Mit der Taxonomie-Verordnung, die ab dem 1. Januar 2022 anzuwenden ist, wird zunächst ein einheitliches Nachhaltigkeitsverständnis geschaffen, das Investoren als Informationsgrundlage für ihre Anlageentscheidungen dienen soll.

Die Aktivitäten von Versicherungsunternehmen sind in wesentlichem Maße von der Verordnung betroffen. So müssen Versicherungsunternehmen, die unter die Offenlegungs-Verordnung fallen, zusätzliche Kriterien im Bereich der vorvertraglichen Informationen und der regelmäßigen Berichte berücksichtigen. Versicherungsunternehmen, die eine nicht-finanzielle Erklärung veröffentlichen, sind dazu verpflichtet, die zusätzlichen Anforderungen aus Art. 8 Taxonomie-Verordnung umzusetzen. Besonders die Erweiterung der nicht-finanziellen Erklärung stellt die betroffenen Versicherer vor große Herausforderungen.

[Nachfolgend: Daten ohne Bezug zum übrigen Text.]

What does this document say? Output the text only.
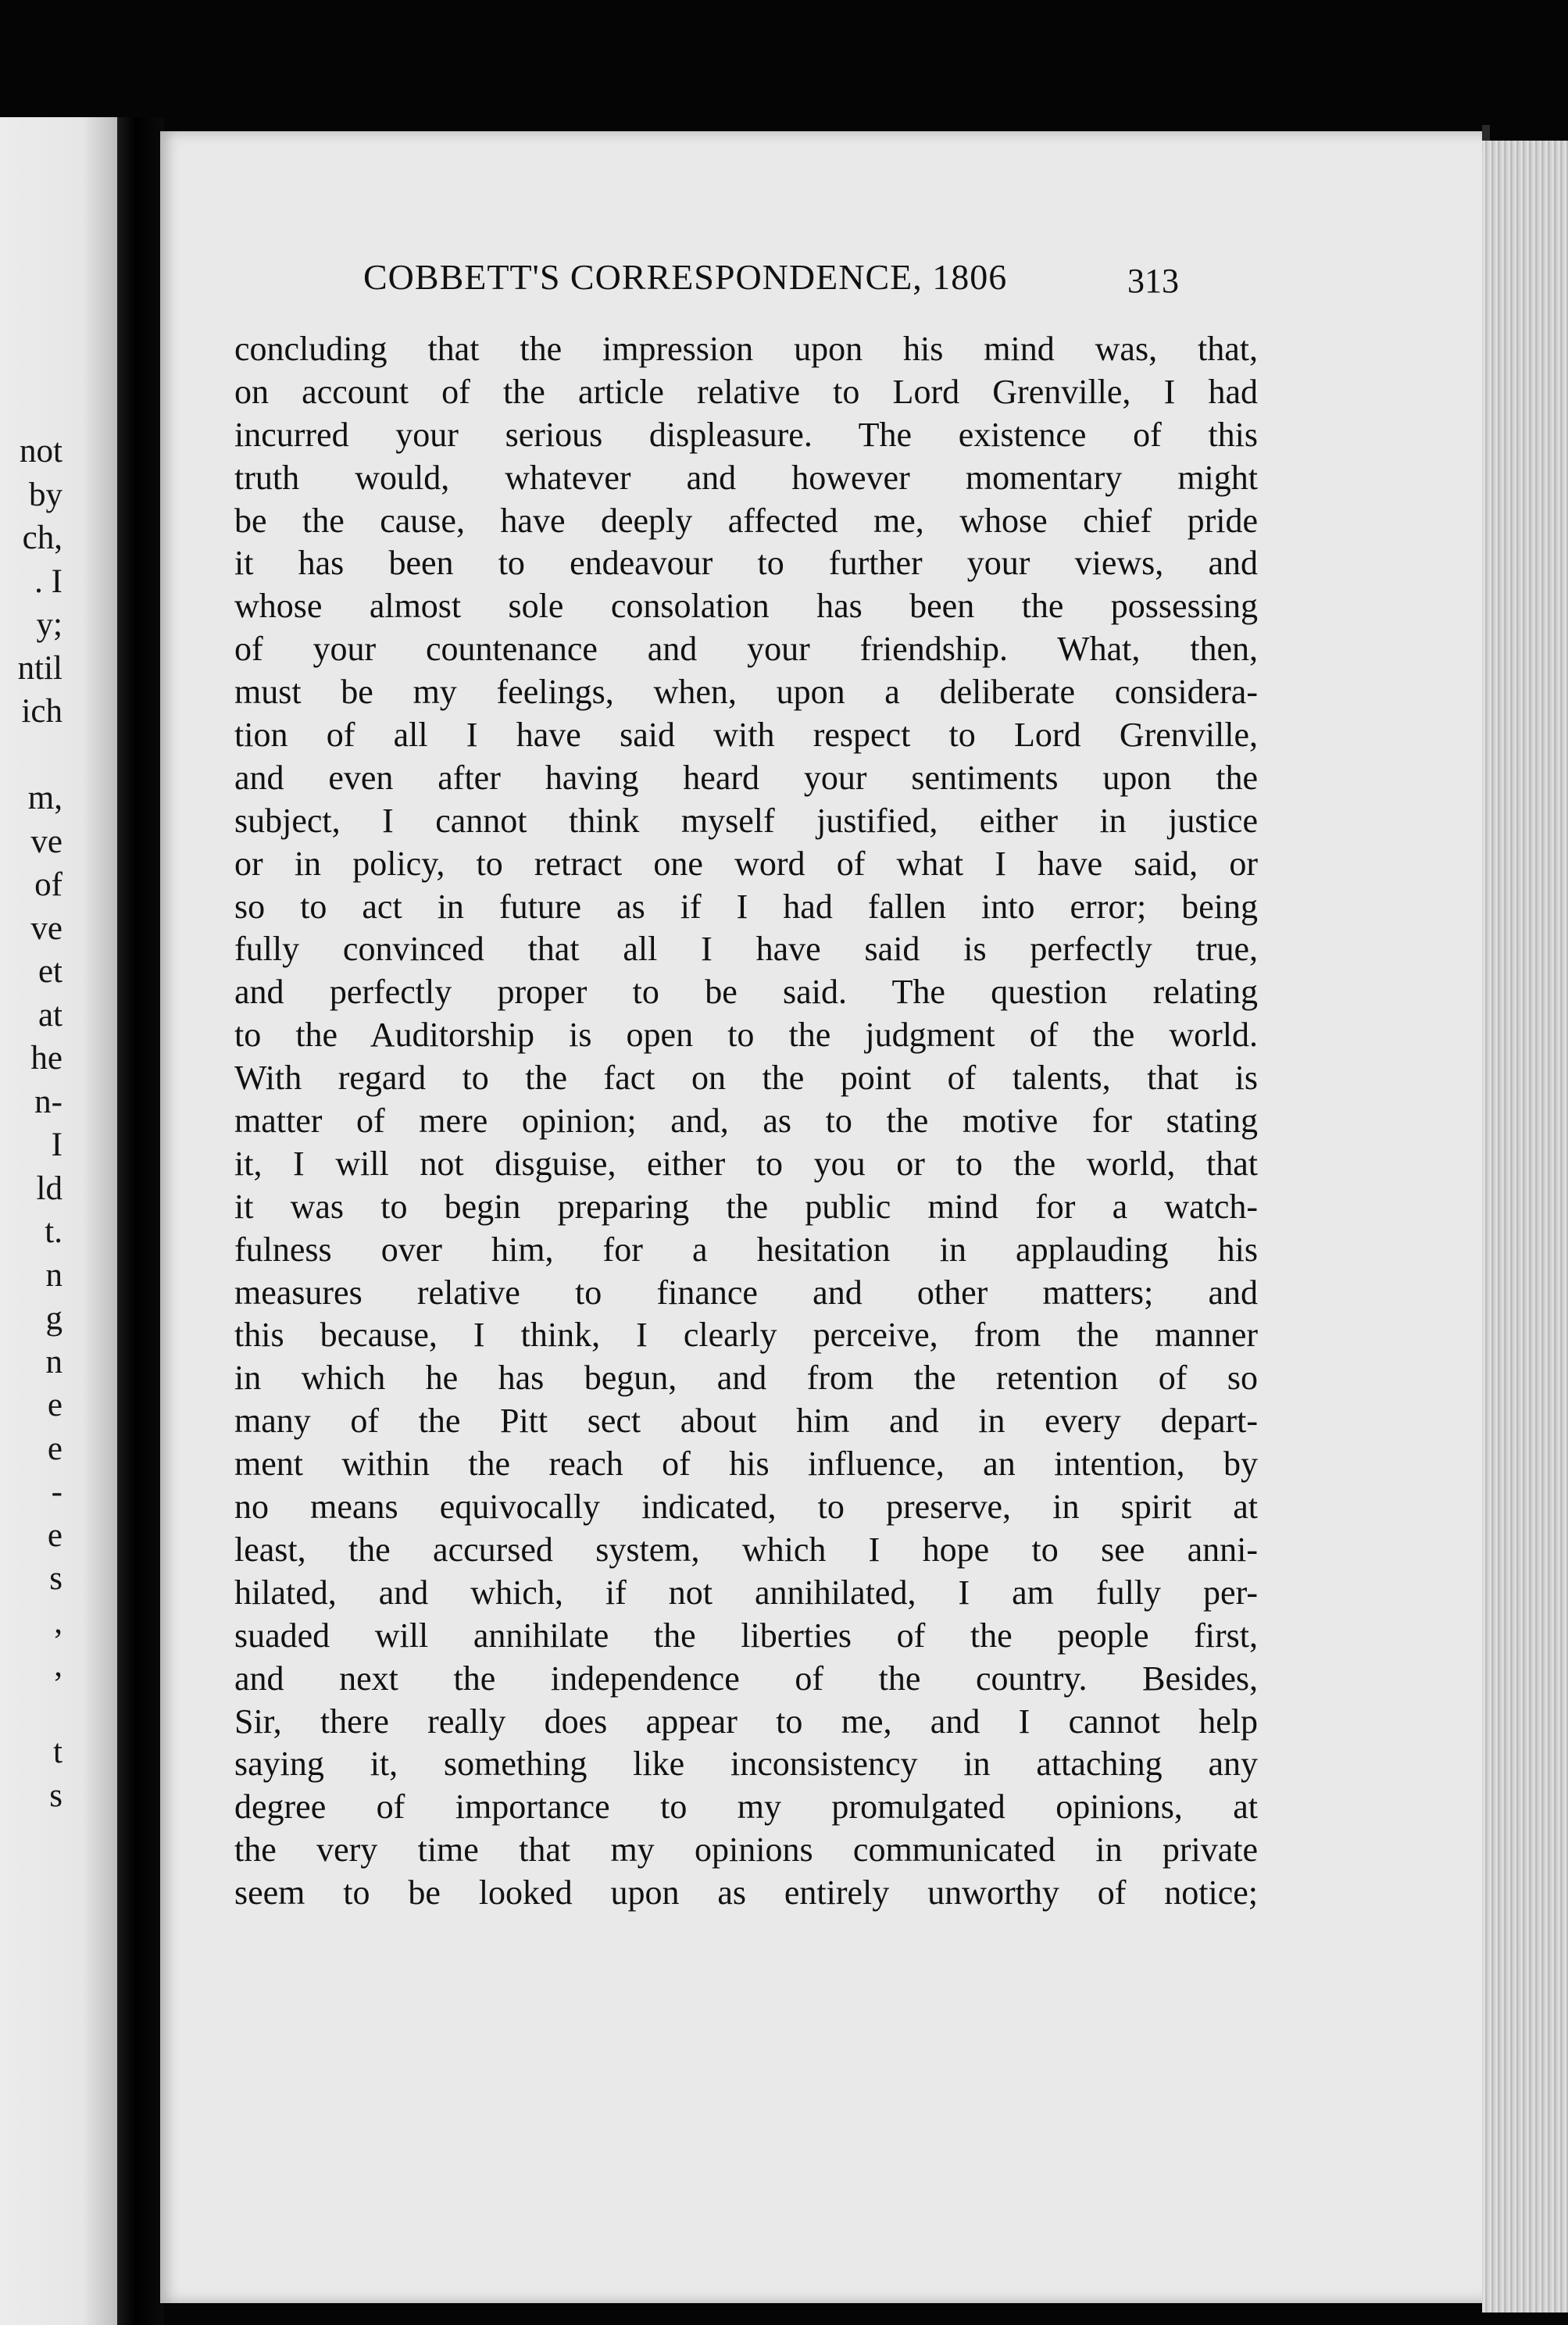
not
by
ch,
. I
y;
ntil
ich
m,
ve
of
ve
et
at
he
n-
I
ld
t.
n
g
n
e
e
-
e
s
,
,
t
s
COBBETT'S CORRESPONDENCE, 1806	313
concluding that the impression upon his mind was, that,
on account of the article relative to Lord Grenville, I had
incurred your serious displeasure. The existence of this
truth would, whatever and however momentary might
be the cause, have deeply affected me, whose chief pride
it has been to endeavour to further your views, and
whose almost sole consolation has been the possessing
of your countenance and your friendship. What, then,
must be my feelings, when, upon a deliberate considera-
tion of all I have said with respect to Lord Grenville,
and even after having heard your sentiments upon the
subject, I cannot think myself justified, either in justice
or in policy, to retract one word of what I have said, or
so to act in future as if I had fallen into error; being
fully convinced that all I have said is perfectly true,
and perfectly proper to be said. The question relating
to the Auditorship is open to the judgment of the world.
With regard to the fact on the point of talents, that is
matter of mere opinion; and, as to the motive for stating
it, I will not disguise, either to you or to the world, that
it was to begin preparing the public mind for a watch-
fulness over him, for a hesitation in applauding his
measures relative to finance and other matters; and
this because, I think, I clearly perceive, from the manner
in which he has begun, and from the retention of so
many of the Pitt sect about him and in every depart-
ment within the reach of his influence, an intention, by
no means equivocally indicated, to preserve, in spirit at
least, the accursed system, which I hope to see anni-
hilated, and which, if not annihilated, I am fully per-
suaded will annihilate the liberties of the people first,
and next the independence of the country. Besides,
Sir, there really does appear to me, and I cannot help
saying it, something like inconsistency in attaching any
degree of importance to my promulgated opinions, at
the very time that my opinions communicated in private
seem to be looked upon as entirely unworthy of notice;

Art. 8 Taxonomie-Verordnung verlangt von allen Unternehmen, die eine nicht-finanzielle Erklärung veröffentlichen, eine umfassende Prüfung ihrer wirtschaftlichen Tätigkeiten auf Taxonomie-Konformität. Konkret heißt das: Versicherungsunternehmen müssen ihre Versicherungstätigkeiten und sämtliche Vermögenswerte durchleuchten, um eine Einschätzung vornehmen zu können, ob diese den Taxonomie-Voraussetzungen als „ökologisch nachhaltige Tätigkeiten“ genügen.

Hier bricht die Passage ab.